More significantly, there is a tendency to concentrate mobile homes close to each other in mobile home parks, and affordable housing pretty much by design disproportionately attract people who are poor or at least have modest means, and in the adult world, people who are poor or have modest means tend to be at the bottom in terms of socio-economic class above everyone but the homeless, and on average, less education and intelligence. Mobile home parks are also notorious for having high rates of crime, high rates of child abuse and neglect, having many residents who have trouble acting in a way that is respectful of their neighbors and civil and tidy and well maintained, and high rates of substance abuse. Lots of this is a product of lack of income (i.e. poverty), but socio-economic class and the fact that people who have trouble refraining from this disfavored kind of conduct and have economically undesirable characteristic often do poorly in the work force or economy.

Notable, mobile home communities that are not viewed as a strong negative for a community, tend to be restricted to senior citizens who may have low incomes because they are retired and often only have Social Security, Medicare, meager savings and low paying part-time work to provide them with an income. But, they tend not to have the issues with socio-economic class, education, intelligence, anti-social behavior, incivility, and neglect of their homes, of the poor generally.

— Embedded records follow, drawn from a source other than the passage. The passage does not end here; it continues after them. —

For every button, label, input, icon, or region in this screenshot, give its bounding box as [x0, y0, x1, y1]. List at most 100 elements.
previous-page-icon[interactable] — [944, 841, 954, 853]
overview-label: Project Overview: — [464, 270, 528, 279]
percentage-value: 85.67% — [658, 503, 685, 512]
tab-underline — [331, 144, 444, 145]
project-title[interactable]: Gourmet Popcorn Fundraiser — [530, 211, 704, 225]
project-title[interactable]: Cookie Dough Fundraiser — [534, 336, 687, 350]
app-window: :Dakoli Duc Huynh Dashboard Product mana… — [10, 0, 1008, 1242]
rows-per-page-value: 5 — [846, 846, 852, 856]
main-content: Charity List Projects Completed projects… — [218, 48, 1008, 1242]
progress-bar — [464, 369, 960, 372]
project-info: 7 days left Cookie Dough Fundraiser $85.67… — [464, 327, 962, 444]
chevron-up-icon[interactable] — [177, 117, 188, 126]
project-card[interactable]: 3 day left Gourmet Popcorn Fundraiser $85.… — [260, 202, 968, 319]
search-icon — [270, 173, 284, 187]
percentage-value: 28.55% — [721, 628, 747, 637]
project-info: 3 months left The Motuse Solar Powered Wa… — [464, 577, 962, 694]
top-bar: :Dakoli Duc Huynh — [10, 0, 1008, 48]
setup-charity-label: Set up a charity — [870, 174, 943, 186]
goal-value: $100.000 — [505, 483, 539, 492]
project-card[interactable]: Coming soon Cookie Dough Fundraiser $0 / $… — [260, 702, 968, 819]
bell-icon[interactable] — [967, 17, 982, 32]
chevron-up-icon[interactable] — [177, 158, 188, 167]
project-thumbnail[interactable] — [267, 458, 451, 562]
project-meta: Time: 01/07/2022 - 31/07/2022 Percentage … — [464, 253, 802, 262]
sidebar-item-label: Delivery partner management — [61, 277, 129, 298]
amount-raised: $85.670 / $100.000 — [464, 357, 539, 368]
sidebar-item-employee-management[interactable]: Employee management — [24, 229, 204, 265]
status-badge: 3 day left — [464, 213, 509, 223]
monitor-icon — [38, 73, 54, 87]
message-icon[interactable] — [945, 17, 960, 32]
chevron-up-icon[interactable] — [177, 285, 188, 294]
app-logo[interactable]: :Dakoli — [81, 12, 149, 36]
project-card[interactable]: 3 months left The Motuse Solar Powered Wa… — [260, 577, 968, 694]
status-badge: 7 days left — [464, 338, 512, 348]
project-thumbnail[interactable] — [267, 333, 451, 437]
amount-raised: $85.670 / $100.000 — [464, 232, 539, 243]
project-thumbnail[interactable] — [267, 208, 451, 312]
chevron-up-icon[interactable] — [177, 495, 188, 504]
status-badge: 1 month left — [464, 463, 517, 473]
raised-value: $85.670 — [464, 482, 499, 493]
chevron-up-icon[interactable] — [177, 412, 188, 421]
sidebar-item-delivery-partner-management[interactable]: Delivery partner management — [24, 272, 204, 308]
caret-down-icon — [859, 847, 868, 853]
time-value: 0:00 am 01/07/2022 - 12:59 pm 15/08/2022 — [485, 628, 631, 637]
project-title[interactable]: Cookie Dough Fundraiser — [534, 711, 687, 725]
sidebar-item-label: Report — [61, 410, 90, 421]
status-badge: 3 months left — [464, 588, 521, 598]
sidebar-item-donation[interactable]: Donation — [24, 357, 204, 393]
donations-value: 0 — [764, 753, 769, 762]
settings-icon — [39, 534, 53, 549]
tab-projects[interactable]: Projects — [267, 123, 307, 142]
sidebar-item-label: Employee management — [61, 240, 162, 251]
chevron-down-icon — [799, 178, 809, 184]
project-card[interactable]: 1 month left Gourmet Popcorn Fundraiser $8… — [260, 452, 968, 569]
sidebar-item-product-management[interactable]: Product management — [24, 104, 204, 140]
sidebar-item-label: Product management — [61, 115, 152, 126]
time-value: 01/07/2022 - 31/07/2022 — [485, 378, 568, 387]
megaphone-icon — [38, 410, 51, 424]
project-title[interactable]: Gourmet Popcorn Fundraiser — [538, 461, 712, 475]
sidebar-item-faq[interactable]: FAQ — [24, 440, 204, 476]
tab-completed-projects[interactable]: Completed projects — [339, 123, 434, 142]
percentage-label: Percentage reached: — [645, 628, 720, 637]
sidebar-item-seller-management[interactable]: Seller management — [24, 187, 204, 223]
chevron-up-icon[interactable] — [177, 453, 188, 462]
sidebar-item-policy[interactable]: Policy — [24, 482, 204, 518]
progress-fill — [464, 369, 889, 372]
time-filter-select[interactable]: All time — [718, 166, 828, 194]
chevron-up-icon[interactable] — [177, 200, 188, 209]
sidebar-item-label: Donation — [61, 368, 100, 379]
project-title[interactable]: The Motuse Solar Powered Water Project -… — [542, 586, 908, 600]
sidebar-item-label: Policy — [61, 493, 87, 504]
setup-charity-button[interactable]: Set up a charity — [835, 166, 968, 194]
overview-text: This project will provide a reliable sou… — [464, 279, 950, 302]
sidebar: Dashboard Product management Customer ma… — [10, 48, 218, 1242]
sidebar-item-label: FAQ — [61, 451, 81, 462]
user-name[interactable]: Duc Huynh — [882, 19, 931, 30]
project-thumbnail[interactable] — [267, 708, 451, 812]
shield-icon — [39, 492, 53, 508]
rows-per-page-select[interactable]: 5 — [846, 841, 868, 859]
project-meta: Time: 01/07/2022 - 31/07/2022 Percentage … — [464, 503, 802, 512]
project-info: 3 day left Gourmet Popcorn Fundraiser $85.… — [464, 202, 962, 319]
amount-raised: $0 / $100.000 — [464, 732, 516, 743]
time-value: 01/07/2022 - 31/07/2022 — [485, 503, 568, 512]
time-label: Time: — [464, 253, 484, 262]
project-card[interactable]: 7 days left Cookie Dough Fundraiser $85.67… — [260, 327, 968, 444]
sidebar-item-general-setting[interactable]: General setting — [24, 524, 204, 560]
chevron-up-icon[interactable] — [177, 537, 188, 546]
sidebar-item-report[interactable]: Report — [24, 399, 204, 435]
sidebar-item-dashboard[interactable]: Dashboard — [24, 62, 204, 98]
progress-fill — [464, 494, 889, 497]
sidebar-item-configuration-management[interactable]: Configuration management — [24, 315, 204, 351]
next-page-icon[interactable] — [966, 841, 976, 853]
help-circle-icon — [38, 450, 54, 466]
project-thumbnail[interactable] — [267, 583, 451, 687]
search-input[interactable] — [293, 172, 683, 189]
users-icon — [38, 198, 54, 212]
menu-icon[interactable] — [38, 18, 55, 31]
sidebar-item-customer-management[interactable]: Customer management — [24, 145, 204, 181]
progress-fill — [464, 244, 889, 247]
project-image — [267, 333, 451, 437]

Similarly, people who are temporarily homeless due to a natural disaster or because they are refugees, college students, soldiers and young farm families often have low income and live in residences that are spartan, temporary, and/or lack individual bath and kitchen facilities, but like seniors tend not to have the issues with socio-economic class, education, intelligence, anti-social behavior, incivility, and neglect of their homes to nearly the same extent.